Affirming the district court’s decision, the Second Circuit found that the test for “materiality” is objective rather than subjective. To prove materiality, a plaintiff need not show that a particular government official relied upon the specific falsehoods alleged. The fact-finder need only determine if the falsehoods alleged by the plaintiff have a “natural tendency to influence or be capable of influencing, the payment or receipt of money or property.” The focus is on what could have influenced a reasonable decision-maker, rather than on what actually influenced the decision-maker.

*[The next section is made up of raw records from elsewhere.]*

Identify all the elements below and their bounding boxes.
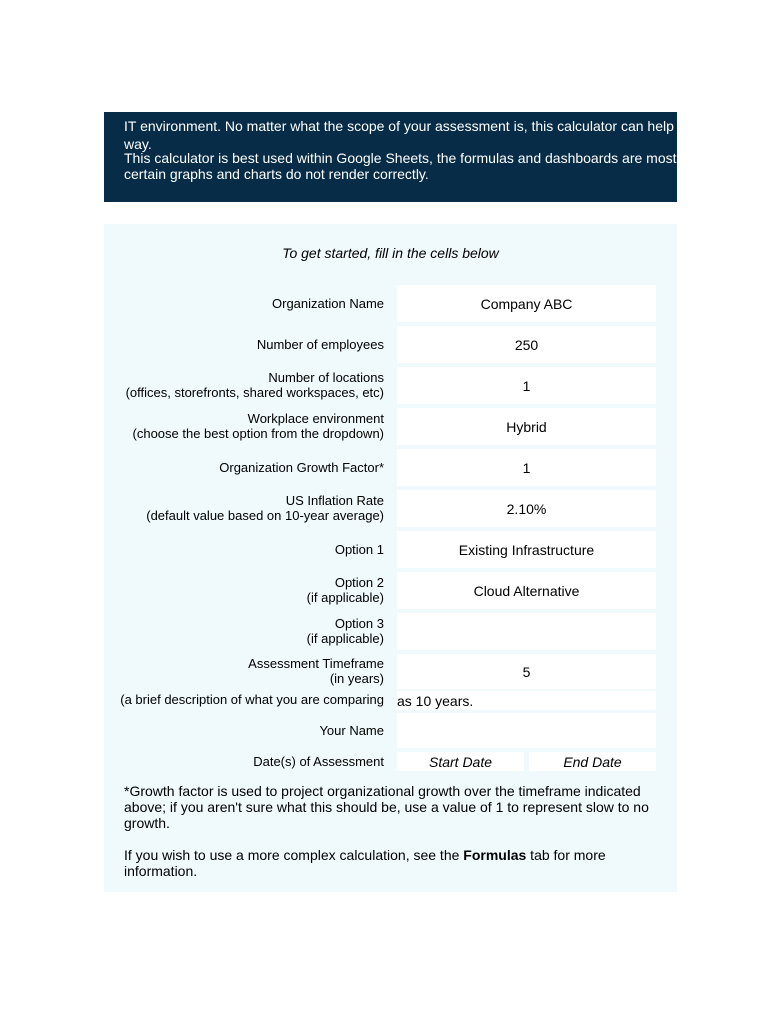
label-number-of-locations-sub: (offices, storefronts, shared workspaces, etc) <box>125 385 384 400</box>
label-inflation-rate <box>146 493 384 523</box>
banner-line-1: IT environment. No matter what the scope of your assessment is, this calculator can help you <box>124 118 701 134</box>
footnote-box <box>104 783 677 879</box>
input-description-text: as 10 years. <box>397 692 474 709</box>
input-description[interactable] <box>397 691 656 710</box>
banner-line-2: way. <box>124 136 152 152</box>
row-assessment-dates <box>104 752 677 771</box>
input-organization-name[interactable]: Company ABC <box>397 285 656 322</box>
input-assessment-timeframe[interactable]: 5 <box>397 654 656 689</box>
footnote-text <box>124 783 664 879</box>
label-assessment-timeframe-sub: (in years) <box>329 671 384 686</box>
input-form-panel <box>104 224 677 892</box>
label-assessment-timeframe-main: Assessment Timeframe <box>248 656 384 671</box>
label-option-1: Option 1 <box>334 542 384 557</box>
row-workplace-environment <box>104 408 677 445</box>
label-inflation-rate-main: US Inflation Rate <box>285 493 384 508</box>
footnote-line-2: above; if you aren't sure what this should be, use a value of 1 to represent slow to no <box>124 799 649 815</box>
intro-banner <box>104 112 768 202</box>
input-end-date[interactable]: End Date <box>529 752 656 771</box>
label-organization-name: Organization Name <box>272 296 384 311</box>
footnote-formulas-after: tab for more <box>526 847 606 863</box>
input-number-of-employees[interactable]: 250 <box>397 326 656 363</box>
label-assessment-dates: Date(s) of Assessment <box>253 754 384 769</box>
row-description <box>104 691 677 710</box>
input-option-3[interactable] <box>397 613 656 650</box>
row-assessment-timeframe <box>104 654 677 689</box>
select-workplace-environment[interactable]: Hybrid <box>397 408 656 445</box>
input-option-1[interactable]: Existing Infrastructure <box>397 531 656 568</box>
formulas-tab-reference: Formulas <box>463 847 527 863</box>
label-your-name: Your Name <box>319 723 384 738</box>
form-intro: To get started, fill in the cells below <box>282 245 499 261</box>
footnote-line-1: *Growth factor is used to project organizational growth over the timeframe indicated <box>124 783 641 799</box>
label-workplace-environment <box>133 411 384 441</box>
label-inflation-rate-sub: (default value based on 10-year average) <box>146 508 384 523</box>
row-option-3 <box>104 613 677 650</box>
label-number-of-locations-main: Number of locations <box>268 370 384 385</box>
row-inflation-rate <box>104 490 677 527</box>
row-growth-factor <box>104 449 677 486</box>
footnote-formulas-line <box>124 847 664 863</box>
label-workplace-environment-main: Workplace environment <box>247 411 384 426</box>
row-option-2 <box>104 572 677 609</box>
input-number-of-locations[interactable]: 1 <box>397 367 656 404</box>
row-your-name <box>104 713 677 748</box>
label-option-2 <box>307 575 384 605</box>
row-option-1 <box>104 531 677 568</box>
label-option-2-sub: (if applicable) <box>306 590 384 605</box>
label-option-2-main: Option 2 <box>334 575 384 590</box>
footnote-formulas-line-2: information. <box>124 863 198 879</box>
label-growth-factor: Organization Growth Factor* <box>219 460 384 475</box>
row-number-of-employees <box>104 326 677 363</box>
label-workplace-environment-sub: (choose the best option from the dropdown) <box>132 426 384 441</box>
footnote-line-3: growth. <box>124 815 170 831</box>
label-option-3-main: Option 3 <box>334 616 384 631</box>
label-number-of-locations <box>126 370 384 400</box>
footnote-formulas-before: If you wish to use a more complex calculation, see the <box>124 847 464 863</box>
banner-line-3: This calculator is best used within Google Sheets, the formulas and dashboards are most dynamic there <box>124 150 768 166</box>
label-description: (a brief description of what you are comparing <box>120 692 384 707</box>
input-option-2[interactable]: Cloud Alternative <box>397 572 656 609</box>
label-option-3-sub: (if applicable) <box>306 631 384 646</box>
row-organization-name <box>104 285 677 322</box>
input-growth-factor[interactable]: 1 <box>397 449 656 486</box>
input-your-name[interactable] <box>397 713 656 748</box>
input-inflation-rate[interactable]: 2.10% <box>397 490 656 527</box>
input-start-date[interactable]: Start Date <box>397 752 524 771</box>
label-assessment-timeframe <box>248 656 384 686</box>
label-option-3 <box>307 616 384 646</box>
label-number-of-employees: Number of employees <box>256 337 384 352</box>
row-number-of-locations <box>104 367 677 404</box>
banner-line-4: certain graphs and charts do not render correctly. <box>124 166 429 182</box>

The Second Circuit noted that to hold otherwise would make the language of the FCA superfluous. Applying this objective standard, the Second Circuit found that because the Defendants did not inform NIH of the key information such as the lack of involvement of certain faculty in the grant’s implementation, the lack of access of students to research and clinical resources, and the fact that core courses described in the initial grant were never implemented, that a reasonable jury could find the Defendants’ false statements to be material.
Conclusion
This decision has significant implications for the calculation of damages under the FCA. If the government does not get what it bargained for, a defendant can be held liable for three times the entire amount of what it received in addition to statutory penalties.
Additionally, this case reinforces that the test for “materiality” under the FCA is objective. A qui tam relator does not need to show that any particular government official actually relied on a defendant’s false statement in making a funding decision, but rather that the statement could have influenced a reasonable decision-maker.